When not in use, she keeps her pennies in a small container used for
diabetic test strips; a prescription pill bottle would be just as good.
However, a caution came with it: Only pre-1962 pennies were safe to
use. Something just didn't seem right about that to me. Lorna's
husband is a banker and coin collector and explained that before 1962,
pennies were 95
percent copper, with the remaining 5 percent made up of tin and zinc.
In 1962, the formula was changed to 95 percent copper and 5
percent zinc. The issue apparently, was the amount of zinc being heated
in the oven. However, it seemed to me that a little alteration in the
metal composition of the pennies shouldn't make that much difference.

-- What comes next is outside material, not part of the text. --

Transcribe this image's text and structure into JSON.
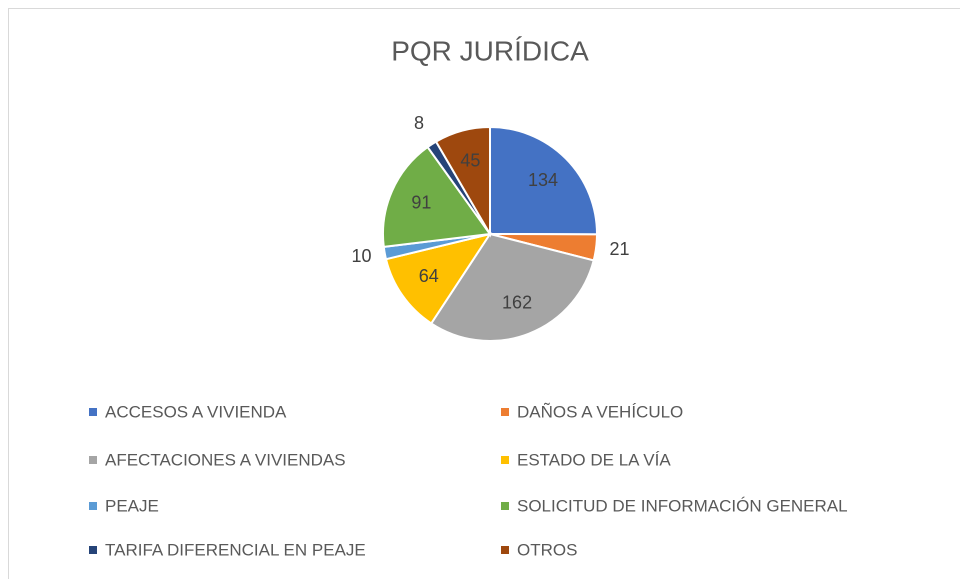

So I asked my soon-to-be metallurgical engineer son what he could tell
me. When zinc is heated, enough to melt it, zinc oxide is formed. Zinc
oxide is used to fortify breakfast cereals. It is added to
anti-dandruff shampoo, sunscreen, and diaper rash creams. The US FDA
lists zinc oxide as GRAS (generally regarded as safe).
So what's the issue? Well, breathing zinc oxide vapors is
hazardous. It causes metal fume fever. But you can only generate zinc
oxide vapors if you are welding or melting zinc or zinc alloys. Even
if you use more recently minted pennies, which are 97.5 percent zinc,
they are all coated with copper. No zinc is exposed. You are going to
have to be generating some pretty serious heat to melt zinc. If you've
got that kind of heat (zinc melts at 787 degrees Fahrenheit) cooking
your dinner, well, you're probably going to bed hungry, to say the
least, and no one is ever going to let you cook anything again.